Featured Faculty: Amy Barrett
Bishop Rino Fisichella, the Rector of Pontifical Lateran University, has said that the mission of Catholic universities is to help students “discover their lives as a vocation and [give them] the necessary tools to approach their professional careers in the most coherent way, to fulfill society’s needs wherever their professions lead them. Therefore, that which our universities are asked to fulfill is the intelligent synthesis between study and life, the search for the truth and its existential experience. No discipline that exists within our walls lies outside this responsibility.”

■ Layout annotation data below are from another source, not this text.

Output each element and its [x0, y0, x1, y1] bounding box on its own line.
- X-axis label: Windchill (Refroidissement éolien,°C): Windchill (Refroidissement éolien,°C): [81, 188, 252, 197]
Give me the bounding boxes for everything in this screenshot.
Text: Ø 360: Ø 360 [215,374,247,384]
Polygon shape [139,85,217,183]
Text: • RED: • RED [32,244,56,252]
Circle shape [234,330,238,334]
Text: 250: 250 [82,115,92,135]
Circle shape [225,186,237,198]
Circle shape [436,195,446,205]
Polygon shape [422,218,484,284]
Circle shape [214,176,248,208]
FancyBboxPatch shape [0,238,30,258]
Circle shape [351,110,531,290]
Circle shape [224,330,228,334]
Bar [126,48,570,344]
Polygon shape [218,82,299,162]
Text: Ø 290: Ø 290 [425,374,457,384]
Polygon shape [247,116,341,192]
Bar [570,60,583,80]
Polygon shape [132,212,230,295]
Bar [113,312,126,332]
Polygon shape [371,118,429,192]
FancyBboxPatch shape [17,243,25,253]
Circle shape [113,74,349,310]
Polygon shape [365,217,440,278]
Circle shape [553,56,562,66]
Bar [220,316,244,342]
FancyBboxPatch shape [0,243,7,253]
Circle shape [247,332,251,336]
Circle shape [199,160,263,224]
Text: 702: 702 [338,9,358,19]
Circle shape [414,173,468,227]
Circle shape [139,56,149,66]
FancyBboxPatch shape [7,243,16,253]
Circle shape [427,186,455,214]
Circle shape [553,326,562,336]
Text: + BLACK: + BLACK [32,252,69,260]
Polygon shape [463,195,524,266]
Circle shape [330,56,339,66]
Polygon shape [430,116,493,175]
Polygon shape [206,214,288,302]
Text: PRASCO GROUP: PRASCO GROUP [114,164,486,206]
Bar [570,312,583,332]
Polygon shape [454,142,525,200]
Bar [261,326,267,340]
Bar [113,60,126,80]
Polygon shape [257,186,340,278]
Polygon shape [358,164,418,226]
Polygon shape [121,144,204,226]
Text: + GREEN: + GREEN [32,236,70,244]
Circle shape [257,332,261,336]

Certainly, the discipline of law does not lie outside this responsibility. I joined the faculty of Notre Dame Law School because it takes this responsibility seriously. We equip our students with the tools they need to practice law at the highest levels; at the same time, we emphasize that this profession is not an end in itself, but rather an instrument to be used for building the kingdom of God. We do this in quite practical ways. Our mission is evident in the curriculum, which offers courses such as Catholic Social Thought and Canon Law alongside courses such as Constitutional Law and Contracts. Our mission is evident in the classroom, where both students and faculty feel free to ask how religious beliefs might bear on matters of law. Our mission is also evident in the community of faith that the faculty works to establish. One of my colleagues leads daily morning prayer for interested students. Another, a priest, offers weekly mass and counsels countless students on all manner of subjects. Our faculty meetings, like many of our classes, begin with a prayer, making manifest our commitment to the integration of faith and reason.
In short, the Notre Dame faculty seeks to do more than train its students in a profession. It seeks, as Bishop Fisichella puts it, to help students “discover their lives as vocation.” And that is an effort in which I am proud to take part.